Chapter 154: Jailmates
Chapter 154: Jailmates
When Aivena returned to her lab, she acted like her last experiment was no more odd than the one where she compared the red and the blue parts of my hair. She had to force me to pull a strand of each out with a threat of punishment first, of course.
I did the same. The flame of hope I had in me was for me alone. I held onto it and hid it from her eyes. That would’ve only made my imprisonment worse. That hope filled me where simmering anger burned out charred hollows inside my soul and helped me to bear my current state of existence. But for anyone’s eye, I became only more tired and despaired, for which I had a lot of reasons.
I couldn’t say what was worse—when Aivena was around or when she wasn’t. Her presence meant more humiliation, torments, and looking in her bitch face. She didn’t try anything sexual again, but he had plenty of imagination when it came to doing things to me I didn’t like.
Without her, there was only boredom. It was not something I was accustomed to. This wasn’t a boredom of an ambush, where your thoughts would focus only on the prey and on the time to strike. This was just boredom of having absolutely nothing new to do. There was no intellectual stimulation in my cage.

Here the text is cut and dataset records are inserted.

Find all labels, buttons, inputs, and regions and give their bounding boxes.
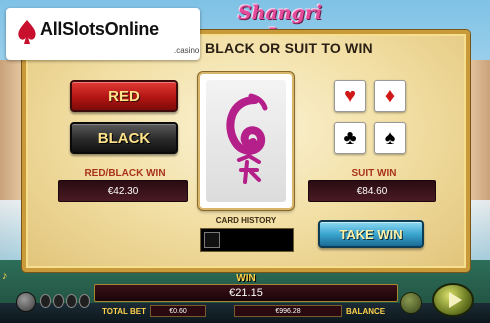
suit-spade-button[interactable]: ♠ [374, 122, 406, 154]
card-back [206, 80, 286, 202]
black-button[interactable]: BLACK [70, 122, 178, 154]
card-history-slot [204, 232, 220, 248]
chip-icon [66, 294, 77, 308]
suit-diamond-button[interactable]: ♦ [374, 80, 406, 112]
heart-icon: ♥ [344, 84, 356, 107]
total-bet-label: TOTAL BET [102, 307, 146, 316]
take-win-button[interactable]: TAKE WIN [318, 220, 424, 248]
play-icon [448, 292, 462, 308]
suit-win-label: SUIT WIN [351, 168, 397, 179]
suit-win-value: €84.60 [308, 180, 436, 202]
gamble-card [198, 72, 294, 210]
chip-icon [40, 294, 51, 308]
sound-icon[interactable]: ♪ [2, 270, 16, 284]
card-history-label: CARD HISTORY [215, 216, 277, 225]
bet-chips[interactable] [40, 294, 92, 308]
spade-logo-icon [18, 20, 36, 44]
spin-button[interactable] [432, 283, 474, 317]
menu-button[interactable] [16, 292, 36, 312]
watermark-subtext: .casino [174, 46, 200, 55]
diamond-icon: ♦ [384, 84, 396, 107]
card-history-strip [200, 228, 294, 252]
suit-heart-button[interactable]: ♥ [334, 80, 366, 112]
total-bet-value: €0.60 [150, 305, 206, 317]
chip-icon [53, 294, 64, 308]
balance-label: BALANCE [346, 307, 386, 316]
red-black-win-value: €42.30 [58, 180, 188, 202]
spade-icon: ♠ [384, 126, 396, 149]
watermark-badge: AllSlotsOnline .casino [6, 8, 200, 60]
chip-icon [79, 294, 90, 308]
gamble-heading: BLACK OR SUIT TO WIN [205, 40, 373, 56]
autoplay-button[interactable] [400, 292, 422, 314]
suit-club-button[interactable]: ♣ [334, 122, 366, 154]
win-value: €21.15 [94, 284, 398, 302]
watermark-text: AllSlotsOnline [40, 19, 159, 39]
card-swirl-icon [226, 93, 268, 184]
red-black-win-label: RED/BLACK WIN [84, 168, 166, 179]
club-icon: ♣ [343, 126, 357, 149]
win-label: WIN [236, 273, 256, 284]
game-logo: Shangri La [237, 2, 323, 46]
balance-value: €996.28 [234, 305, 342, 317]
red-button[interactable]: RED [70, 80, 178, 112]
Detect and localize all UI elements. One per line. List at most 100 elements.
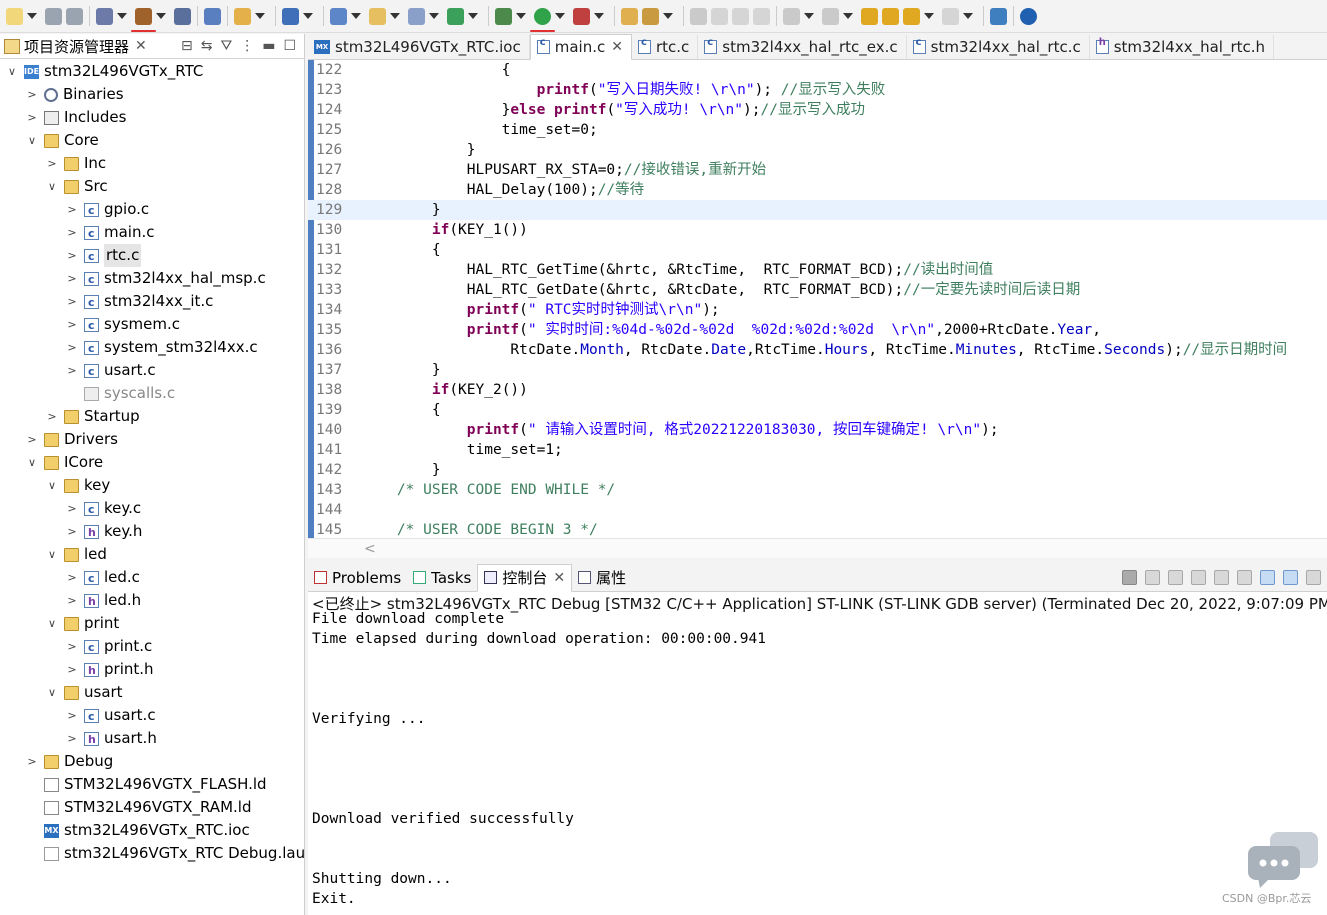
back-icon[interactable] [903, 7, 920, 25]
import-icon[interactable] [282, 7, 299, 25]
external-icon[interactable] [990, 7, 1007, 25]
chevron-right-icon[interactable]: > [66, 658, 78, 681]
chevron-right-icon[interactable]: > [66, 589, 78, 612]
tree-item[interactable]: > led.c [66, 566, 140, 590]
prev-annotation-icon[interactable] [822, 7, 839, 25]
chevron-right-icon[interactable]: > [66, 244, 78, 267]
console-tab[interactable]: Tasks [407, 565, 477, 591]
wand-icon[interactable] [642, 7, 659, 25]
tree-item[interactable]: ∨ key [46, 474, 110, 497]
tree-item[interactable]: > Binaries [26, 83, 123, 106]
scroll-lock-icon[interactable] [1214, 570, 1229, 585]
editor-tab[interactable]: stm32l4xx_hal_rtc.c [907, 35, 1090, 59]
dropdown-arrow-icon[interactable] [516, 13, 526, 19]
close-icon[interactable]: ✕ [611, 39, 623, 55]
display-console-icon[interactable] [1283, 570, 1298, 585]
chevron-down-icon[interactable]: ∨ [6, 60, 18, 83]
tree-item[interactable]: > print.c [66, 635, 152, 659]
tree-item[interactable]: > usart.c [66, 359, 155, 383]
chevron-right-icon[interactable]: > [26, 83, 38, 106]
dropdown-arrow-icon[interactable] [594, 13, 604, 19]
tree-item[interactable]: STM32L496VGTX_FLASH.ld [26, 773, 267, 796]
tree-item[interactable]: ∨ Core [26, 129, 99, 152]
settings-icon[interactable] [96, 7, 113, 25]
chevron-right-icon[interactable]: > [66, 198, 78, 221]
new-console-icon[interactable] [1306, 570, 1321, 585]
console-tab[interactable]: 属性 [572, 565, 632, 591]
dropdown-arrow-icon[interactable] [255, 13, 265, 19]
chevron-right-icon[interactable]: > [66, 336, 78, 359]
tree-item[interactable]: ∨ IDE stm32L496VGTx_RTC [6, 60, 203, 83]
chevron-right-icon[interactable]: > [26, 106, 38, 129]
forward-icon[interactable] [942, 7, 959, 25]
pin-console-icon[interactable] [1260, 570, 1275, 585]
back-edit-icon[interactable] [861, 7, 878, 25]
chevron-down-icon[interactable]: ∨ [46, 543, 58, 566]
chevron-right-icon[interactable]: > [66, 566, 78, 589]
word-wrap-icon[interactable] [1237, 570, 1252, 585]
info-icon[interactable] [1020, 7, 1037, 25]
chevron-right-icon[interactable]: > [66, 704, 78, 727]
editor-tab[interactable]: MX stm32L496VGTx_RTC.ioc [308, 35, 530, 59]
dropdown-arrow-icon[interactable] [390, 13, 400, 19]
tree-item[interactable]: > key.c [66, 497, 141, 521]
dropdown-arrow-icon[interactable] [963, 13, 973, 19]
chevron-down-icon[interactable]: ∨ [26, 129, 38, 152]
copy-icon[interactable] [1191, 570, 1206, 585]
dropdown-arrow-icon[interactable] [804, 13, 814, 19]
tree-item[interactable]: STM32L496VGTX_RAM.ld [26, 796, 251, 819]
editor-horizontal-scrollbar[interactable]: < [308, 538, 1327, 558]
tree-item[interactable]: MX stm32L496VGTx_RTC.ioc [26, 819, 250, 842]
tree-item[interactable]: ∨ print [46, 612, 119, 635]
tree-item[interactable]: stm32L496VGTx_RTC Debug.laun [26, 842, 304, 865]
dropdown-arrow-icon[interactable] [468, 13, 478, 19]
console-tab[interactable]: 控制台 ✕ [477, 564, 573, 592]
bug-icon[interactable] [495, 7, 512, 25]
debug-search-icon[interactable] [204, 7, 221, 25]
save-all-icon[interactable] [66, 7, 83, 25]
pilcrow-icon[interactable] [753, 7, 770, 25]
remove-launch-icon[interactable] [1145, 570, 1160, 585]
dropdown-arrow-icon[interactable] [27, 13, 37, 19]
debug-run-icon[interactable] [573, 7, 590, 25]
chevron-right-icon[interactable]: > [66, 290, 78, 313]
paste-icon[interactable] [732, 7, 749, 25]
hand-icon[interactable] [234, 7, 251, 25]
tree-item[interactable]: > Includes [26, 106, 126, 129]
chevron-down-icon[interactable]: ∨ [26, 451, 38, 474]
tree-item[interactable]: syscalls.c [66, 382, 175, 405]
code-area[interactable]: 122 {123 printf("写入日期失败! \r\n"); //显示写入失… [308, 60, 1327, 538]
filter-icon[interactable]: ⛛ [220, 38, 232, 54]
tree-item[interactable]: > stm32l4xx_hal_msp.c [66, 267, 265, 291]
build-hammer-icon[interactable] [131, 7, 156, 32]
tree-item[interactable]: > Inc [46, 152, 106, 175]
tree-item[interactable]: > rtc.c [66, 244, 142, 268]
maximize-icon[interactable]: ☐ [283, 38, 296, 54]
chevron-down-icon[interactable]: ∨ [46, 612, 58, 635]
remove-all-icon[interactable] [1168, 570, 1183, 585]
editor-tab[interactable]: rtc.c [632, 35, 699, 59]
dropdown-arrow-icon[interactable] [555, 13, 565, 19]
dropdown-arrow-icon[interactable] [663, 13, 673, 19]
tree-item[interactable]: > sysmem.c [66, 313, 180, 337]
new-project-icon[interactable] [330, 7, 347, 25]
terminate-icon[interactable] [1122, 570, 1137, 585]
editor-tab[interactable]: stm32l4xx_hal_rtc_ex.c [698, 35, 907, 59]
chevron-down-icon[interactable]: ∨ [46, 474, 58, 497]
refresh-icon[interactable] [447, 7, 464, 25]
tree-item[interactable]: ∨ ICore [26, 451, 103, 474]
copy-icon[interactable] [711, 7, 728, 25]
chevron-right-icon[interactable]: > [66, 497, 78, 520]
tree-item[interactable]: > key.h [66, 520, 142, 544]
chevron-right-icon[interactable]: > [66, 727, 78, 750]
tree-item[interactable]: ∨ led [46, 543, 107, 566]
collapse-all-icon[interactable]: ⊟ [181, 38, 193, 54]
tree-item[interactable]: ∨ usart [46, 681, 123, 704]
dropdown-arrow-icon[interactable] [843, 13, 853, 19]
editor-tab[interactable]: main.c ✕ [529, 34, 632, 60]
chevron-right-icon[interactable]: > [66, 520, 78, 543]
chevron-right-icon[interactable]: > [66, 313, 78, 336]
dropdown-arrow-icon[interactable] [156, 13, 166, 19]
tree-item[interactable]: > Startup [46, 405, 139, 428]
pen-icon[interactable] [690, 7, 707, 25]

I never thought I would descend to just conversing with Pest for the sake of conversing, but… it was him or no one. Who knew that at some point, his opinions on things would actually bother me unless they were somehow useful?

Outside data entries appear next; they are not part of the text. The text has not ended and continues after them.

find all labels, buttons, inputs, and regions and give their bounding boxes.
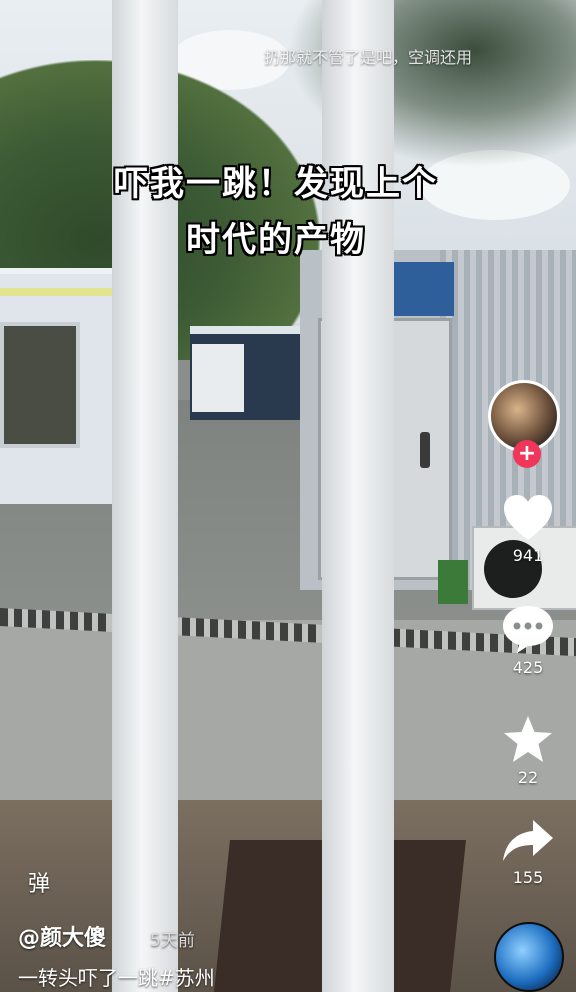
caption-line-2: 时代的产物 (186, 220, 366, 260)
favorite-count: 22 (517, 768, 539, 787)
booth-window (0, 322, 80, 448)
post-time: 5天前 (150, 931, 195, 951)
author-name[interactable]: @颜大傻 (18, 920, 106, 952)
follow-button[interactable]: + (513, 440, 541, 468)
star-icon (504, 716, 552, 762)
white-pole-left (112, 0, 178, 992)
comment-icon (503, 606, 553, 653)
green-bucket (438, 560, 468, 604)
share-count: 155 (512, 868, 544, 887)
video-description[interactable]: 一转头吓了一跳#苏州 (18, 962, 215, 991)
far-shed-wall (192, 344, 244, 412)
comment-button[interactable]: 425 (490, 604, 566, 677)
white-pole-right (322, 0, 394, 992)
booth-stripe (0, 288, 128, 296)
scrolling-comment: 扔那就不管了是吧，空调还用 (264, 48, 473, 67)
like-count: 941 (512, 546, 544, 565)
door-handle (420, 432, 430, 468)
danmaku-toggle[interactable]: 弹 (28, 866, 50, 898)
share-button[interactable]: 155 (490, 818, 566, 887)
like-button[interactable]: 941 (490, 494, 566, 565)
favorite-button[interactable]: 22 (490, 714, 566, 787)
comment-count: 425 (512, 658, 544, 677)
share-arrow-icon (503, 820, 553, 861)
heart-icon (504, 495, 552, 540)
music-disc-icon[interactable] (494, 922, 564, 992)
caption-line-1: 吓我一跳！发现上个 (114, 164, 438, 204)
video-caption: 吓我一跳！发现上个 时代的产物 (56, 156, 496, 268)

We both agreed that being imprisoned sucked. Draining curses didn’t suffer from boredom the same way humans did, but the lack of action on my side meant the lack of action for Pest, too, and he much more liked when I did things he could observe.
I still wasn’t going to release Pest from his slavery, which also sucked in his opinion, but was only practical in mine. I didn’t trust him to be free in my head and my body.

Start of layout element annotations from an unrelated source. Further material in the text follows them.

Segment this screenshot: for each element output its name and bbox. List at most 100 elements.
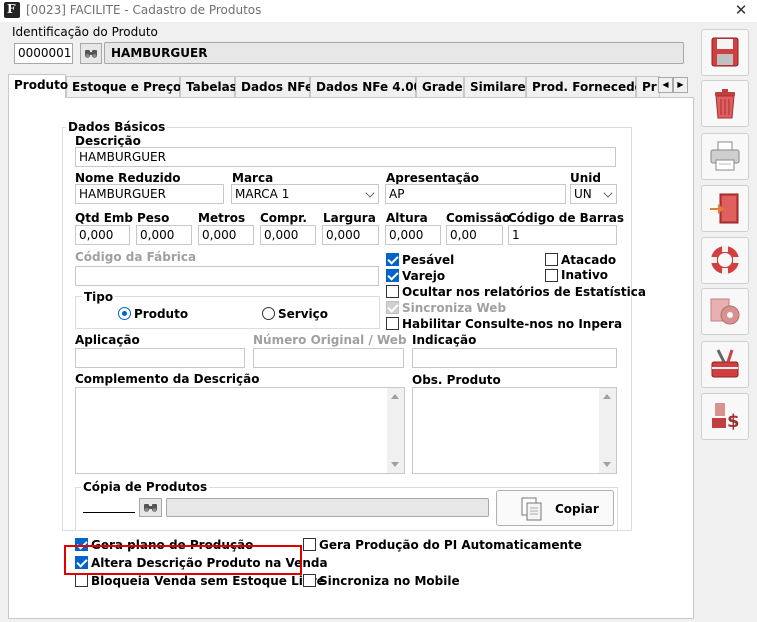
tipo-servico-radio[interactable] <box>262 307 275 320</box>
tipo-produto-label: Produto <box>134 307 189 321</box>
aplicacao-input[interactable] <box>75 348 245 368</box>
peso-input[interactable]: 0,000 <box>136 225 192 245</box>
search-product-button[interactable] <box>80 43 102 64</box>
lifebuoy-help-icon <box>711 246 739 274</box>
tab-grade[interactable]: Grade <box>416 76 464 97</box>
qtd-emb-input[interactable]: 0,000 <box>75 225 130 245</box>
save-button[interactable] <box>701 29 749 76</box>
trash-icon <box>715 89 735 119</box>
window-title: [0023] FACILITE - Cadastro de Produtos <box>26 3 262 17</box>
tab-partial[interactable]: Pr <box>636 76 660 97</box>
unid-label: Unid <box>570 171 601 185</box>
obs-scrollbar[interactable] <box>599 388 616 473</box>
pesavel-label: Pesável <box>402 253 455 267</box>
tab-scroll-left-icon[interactable]: ◀ <box>658 77 673 93</box>
price-money-icon: $ <box>712 403 740 432</box>
compr-input[interactable]: 0,000 <box>260 225 316 245</box>
qtd-emb-label: Qtd Emb <box>75 211 133 225</box>
tipo-produto-radio[interactable] <box>118 307 131 320</box>
copiar-label: Copiar <box>555 502 599 516</box>
codigo-barras-label: Código de Barras <box>508 211 624 225</box>
numero-original-label: Número Original / Web <box>253 333 407 347</box>
ocultar-checkbox[interactable] <box>386 285 399 298</box>
numero-original-input[interactable] <box>253 348 404 368</box>
tipo-title: Tipo <box>82 290 116 304</box>
delete-button[interactable] <box>701 80 749 127</box>
svg-text:$: $ <box>727 411 740 432</box>
varejo-checkbox[interactable] <box>386 269 399 282</box>
copia-product-bar[interactable] <box>166 498 489 517</box>
tab-scroll-right-icon[interactable]: ▶ <box>673 77 688 93</box>
marca-value: MARCA 1 <box>235 187 290 201</box>
altura-input[interactable]: 0,000 <box>385 225 441 245</box>
apresentacao-input[interactable]: AP <box>385 184 566 204</box>
aplicacao-label: Aplicação <box>75 333 140 347</box>
tab-similares[interactable]: Similares <box>464 76 533 97</box>
codigo-barras-input[interactable]: 1 <box>508 225 617 245</box>
descricao-label: Descrição <box>75 134 141 148</box>
sincroniza-mobile-checkbox[interactable] <box>303 574 316 587</box>
unid-select[interactable]: UN <box>570 184 617 204</box>
comissao-input[interactable]: 0,00 <box>446 225 503 245</box>
help-button[interactable] <box>701 237 749 284</box>
bloqueia-venda-checkbox[interactable] <box>75 574 88 587</box>
copia-search-button[interactable] <box>139 498 162 517</box>
altura-label: Altura <box>386 211 428 225</box>
copiar-button[interactable]: Copiar <box>496 490 614 526</box>
highlight-box <box>64 545 302 575</box>
indicacao-input[interactable] <box>412 348 617 368</box>
unid-value: UN <box>574 187 592 201</box>
identification-label: Identificação do Produto <box>12 25 158 39</box>
tab-produto[interactable]: Produto <box>8 74 68 98</box>
obs-produto-label: Obs. Produto <box>412 373 501 387</box>
complemento-scrollbar[interactable] <box>387 388 404 473</box>
codigo-fabrica-input[interactable] <box>75 266 379 286</box>
indicacao-label: Indicação <box>412 333 477 347</box>
pricing-button[interactable]: $ <box>701 393 749 440</box>
settings-button[interactable] <box>701 288 749 335</box>
tab-tabelas[interactable]: Tabelas <box>180 76 237 97</box>
gera-producao-pi-label: Gera Produção do PI Automaticamente <box>319 538 582 552</box>
tab-estoque-precos[interactable]: Estoque e Preços <box>66 76 188 97</box>
pesavel-checkbox[interactable] <box>386 253 399 266</box>
sincroniza-web-checkbox <box>386 301 399 314</box>
obs-produto-textarea[interactable] <box>412 387 617 474</box>
copy-pages-icon <box>521 497 542 521</box>
settings-gear-icon <box>710 298 740 325</box>
copia-code-field[interactable] <box>83 512 135 513</box>
ocultar-label: Ocultar nos relatórios de Estatística <box>402 285 646 299</box>
product-code-field[interactable]: 0000001 <box>14 43 73 64</box>
printer-icon <box>710 141 740 171</box>
consulte-checkbox[interactable] <box>386 317 399 330</box>
varejo-label: Varejo <box>402 269 446 283</box>
complemento-label: Complemento da Descrição <box>75 372 260 386</box>
metros-input[interactable]: 0,000 <box>198 225 254 245</box>
toolbox-icon <box>711 349 739 378</box>
consulte-label: Habilitar Consulte-nos no Inpera <box>402 317 623 331</box>
inativo-checkbox[interactable] <box>545 269 558 282</box>
tab-prod-fornecedor[interactable]: Prod. Fornecedor <box>526 76 649 97</box>
nome-reduzido-input[interactable]: HAMBURGUER <box>75 184 224 204</box>
print-button[interactable] <box>701 133 749 180</box>
descricao-input[interactable]: HAMBURGUER <box>75 147 616 167</box>
tab-dados-nfe[interactable]: Dados NFe <box>235 76 313 97</box>
chevron-down-icon <box>365 188 375 198</box>
largura-input[interactable]: 0,000 <box>322 225 379 245</box>
compr-label: Compr. <box>260 211 307 225</box>
binoculars-icon <box>144 504 157 512</box>
tab-dados-nfe-400[interactable]: Dados NFe 4.00 <box>310 76 422 97</box>
exit-button[interactable] <box>701 185 749 232</box>
tipo-servico-label: Serviço <box>278 307 328 321</box>
marca-select[interactable]: MARCA 1 <box>231 184 379 204</box>
close-icon[interactable]: ✕ <box>733 1 749 19</box>
binoculars-icon <box>85 50 97 58</box>
atacado-checkbox[interactable] <box>545 253 558 266</box>
tools-button[interactable] <box>701 341 749 388</box>
tab-scroll: ◀ ▶ <box>658 77 690 93</box>
nome-reduzido-label: Nome Reduzido <box>75 171 181 185</box>
app-f-icon: F <box>4 2 20 18</box>
product-name-bar[interactable]: HAMBURGUER <box>104 42 684 64</box>
gera-producao-pi-checkbox[interactable] <box>303 538 316 551</box>
complemento-textarea[interactable] <box>75 387 405 474</box>
largura-label: Largura <box>323 211 376 225</box>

We both agreed that Aivena deserved a painful and slow death. Some of the best times we spent together with Pest were filled with trashing her for real and imaginary faults and imagining new ways to torment her after we got out.
Pest also had some interesting tales he remembered from his genetic memory (though, could it be called genetic if draining curses didn’t even have genes, or bodies?). He told me tales of faraway places. The mortal realm was much bigger than the small bit of it where I wandered for the last few months, and one day, I was going to explore it and its pleasures.
On his side, Pest was very curious about Hell—like someone who knew he would never end there. I had plenty to tell him—about the monsters native to the place, about dead souls, demons, and the Nine Hells.
We spent many long hours on conversations like these, and on playing word games that I could remember or come up with. Days passed one by one after Aivena’s perverted experiment, and the only thing that was keeping the flame of hope alive in me, besides my efforts, were the lines she left in her journal.
One day she wrote, “Devourer almost stopped snarling at me when I give him commands, though sometimes he still needs additional stimuli to follow them.”
Another, she mentioned that, “Devourer seems to have accepted that he can’t break my barrier, because I don’t see him trying to anymore.”
Then she had a gall to write, “At last, Devourer started to follow my commands without questions or insults. While bringing him to heel like a dog had been amusing and brought memories of the old times, this is much more convenient for the conduction of my experiments. If he continues, I might be done with him in a few more weeks and finally claim my reward.”
That bitch! Like a dog? I wanted to break all the progress I made and throw some insults at her just for the hell of it. It was a genuine effort to keep them in and don’t even snarl when Aivena came to see me again with that smug smile of hers and an empty wooden bowl in her hand.
“Hello, Devourer. How are you today?”
I gave her a practised tired look. “Fine. Why would you even worry?”
“I wouldn’t want you to feel bad for my next experiment. I need a sample of your flesh for it, and a specific one.” She lifted the bowl and then threw it to me through the bars of my cage and the barrier, which always ignored her or her tools, but not me. “I need you to cut off your finger and put into the bow. Any finger will do.”
A finger now, huh? The audacity. I forced down my anger and hid the glare I wanted to send at her by bowing my head. “Fine. Whatever.”
“I’m glad that you finally realised that compliance would improve your quality of life, Devourer.”
‘Keep thinking that way, bitch,’ I thought to myself and lifted my lower-left, the least used, arm. With one quick, decisive movement, I severed the pinky finger with a claw and let it drop into the bowl, where it immediately turned into a puddle of flesh. Ignoring the pain in my hand, I pushed the bowl out of my space.
“Happy now?”
“Yes, I’m most pleased.” Aivena didn’t hurry to pick up the bowl. Instead, she pointed a finger at me, and I tensed on reflex, expecting an attack. But what she said instead was, “Regeneration.”
A wave of energy washed over me, more revitalising than dunking in ice-cold water. I didn’t need to look at my hand or on my HP counter to know that I was rapidly healing. My finger was growing out like I never had to cut it off.
Aivena’s healing magic, when she ever used it on me, was pretty amazing. I had no gratitude, though. Only suspicion. What agenda she had this time?